The fact that a purchaser places an order implies full approval, without reservations of the latter, of the present general conditions of sale.
Orders are not definitive until they have been subject to written confirmation by the company. Any modification or cancellation of orders or parts of orders requested by the purchaser cannot be taken into consideration unless received by the company before manufacture of the goods and subject to written confirmation by our company.
3 Deliveries – Delays
Deliveries are only carried out according to availability and date of order arrival. The company is entitled to carry out partial orders.
The delivery dates and delays are specified by the company as accurately as possible but are subject to availability of supplies, initiation of goods manufacture and transport of the latter.
In all cases, delivery within appropriate delays cannot be carried out unless the purchaser is up to date with all obligations toward the company, regardless of cause.
Late delivery of goods does not give the purchaser the right to cancel the whole or a part of the order or to claim damages.
The company cannot be held responsible for the impossibility of delivery resulting from force majeure such as fire, natural disasters, strikes, work restraint or temporary stoppage, difficulties with subcontractors or suppliers. The occurrence of such events cannot give rise to any payments of compensation on behalf of the company.
4 Delivery – Place – Risks – Incoterms
Deliveries are made to the benefit of the purchaser and associated risks are transferred to the latter in accordance with the Incoterm held by both the company and purchaser at the time of placement of the first order.
Complaints lodged due to conspicuous defects or non-conformity of delivered goods with ordered goods or with the delivery slip must be stated in writing within eight (8) days following the arrival of goods. The purchaser is responsible for providing the company with all documentary evidence relating to the reality of the defects or irregularities noted.
6 Payment – Default or Delay
The company is entitled to cancel the whole or part of any order or suspend any delivery, without prejudice to other rights and recourse, in the following cases:
· In case of non-payment, on the settlement date, of any of the debts due by the purchaser to the company.
· In case of default, on behalf of the purchaser, to provide any bill of exchange or guarantee required by the company.
· If the purchaser reaches a state of insolvency.
In case of default or delay of payment, or, more generally, deterioration of purchaser credit, the company may subject deliveries laid down in any contract between itself and the purchaser to payment of goods in advance or to the obtaining of any guarantee it may demand for the payment of future delivery costs.
All payments made by the purchaser after the settlement day specified on the invoice and in the present general terms of sale give rise, following a futile previous formal demand, to payment, for the benefit of the company, of penalties equal to three times the legal interest rate in force on the day of current payment liabilities. Any invoice recovered by the legal department will be subject to a surcharge of an indemnity inclusively set at 15% of the sums due.
7 Guarantees – Scope
Goods are guaranteed against material and manufacture faults for a period of 20 days as from the date of availability. Any intervention relating to the guarantee cannot give rise to an extension of validity.
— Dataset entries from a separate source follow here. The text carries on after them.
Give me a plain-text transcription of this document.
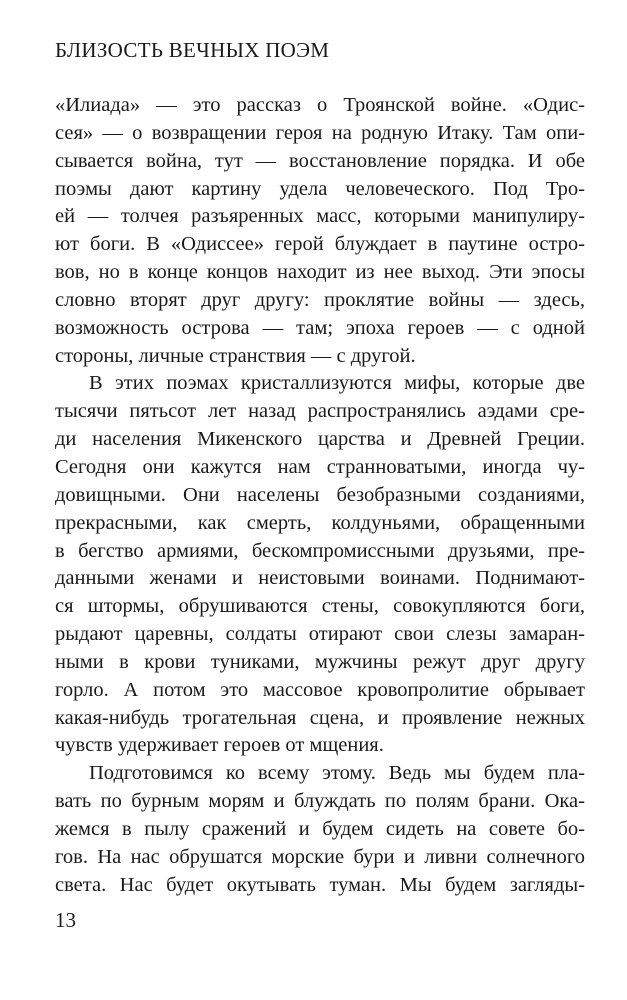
БЛИЗОСТЬ ВЕЧНЫХ ПОЭМ
«Илиада» — это рассказ о Троянской войне. «Одис-
сея» — о возвращении героя на родную Итаку. Там опи-
сывается война, тут — восстановление порядка. И обе
поэмы дают картину удела человеческого. Под Тро-
ей — толчея разъяренных масс, которыми манипулиру-
ют боги. В «Одиссее» герой блуждает в паутине остро-
вов, но в конце концов находит из нее выход. Эти эпосы
словно вторят друг другу: проклятие войны — здесь,
возможность острова — там; эпоха героев — с одной
стороны, личные странствия — с другой.
В этих поэмах кристаллизуются мифы, которые две
тысячи пятьсот лет назад распространялись аэдами сре-
ди населения Микенского царства и Древней Греции.
Сегодня они кажутся нам странноватыми, иногда чу-
довищными. Они населены безобразными созданиями,
прекрасными, как смерть, колдуньями, обращенными
в бегство армиями, бескомпромиссными друзьями, пре-
данными женами и неистовыми воинами. Поднимают-
ся штормы, обрушиваются стены, совокупляются боги,
рыдают царевны, солдаты отирают свои слезы замаран-
ными в крови туниками, мужчины режут друг другу
горло. А потом это массовое кровопролитие обрывает
какая-нибудь трогательная сцена, и проявление нежных
чувств удерживает героев от мщения.
Подготовимся ко всему этому. Ведь мы будем пла-
вать по бурным морям и блуждать по полям брани. Ока-
жемся в пылу сражений и будем сидеть на совете бо-
гов. На нас обрушатся морские бури и ливни солнечного
света. Нас будет окутывать туман. Мы будем загляды-
13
In case of complaints acknowledged, substantiated and admissible by the company, the purchaser may only claim product replacement, exclusive of any other indemnity, of any nature, namely for real or consequential damage or for income shortfall.
8 Guarantees – Exception
The guarantee does not apply to replacements which result from normal wear of goods, deterioration, damage or any other form of vandalism committed on the goods in the shop, or accidents resulting from negligence, poor maintenance and supervision, poor storage conditions, inappropriate installation or non-observance of company maintenance instructions.
9 Applicable Law – Disputes – Language
The present general terms of sale are subjected to Portuguese law. In case of dispute of any general nature or disputes relating to the forming or execution of an order, only the courts located within the competence of the company head office entertain jurisdiction. Nevertheless, as a plaintiff, the company may, at its own initiative, summon the purchaser before the courts under which it comes.
Terms established on the 1st/01/2019
Clause of Property Reserve
It is expressly agreed that the company will maintain property of the goods until full payment of the price, in principal and interest, as well as all debts due by the purchaser to the company, it being specified that the discount of bills or any other remittance creating a payment bond does not constitute a payment in itself. However, upon delivery of goods, the purchaser is held responsible for the above, the transfer of possession involving transfer of risks. The purchaser thus undertakes to apply for an insurance contract guaranteeing risks of loss, damage and theft of the goods.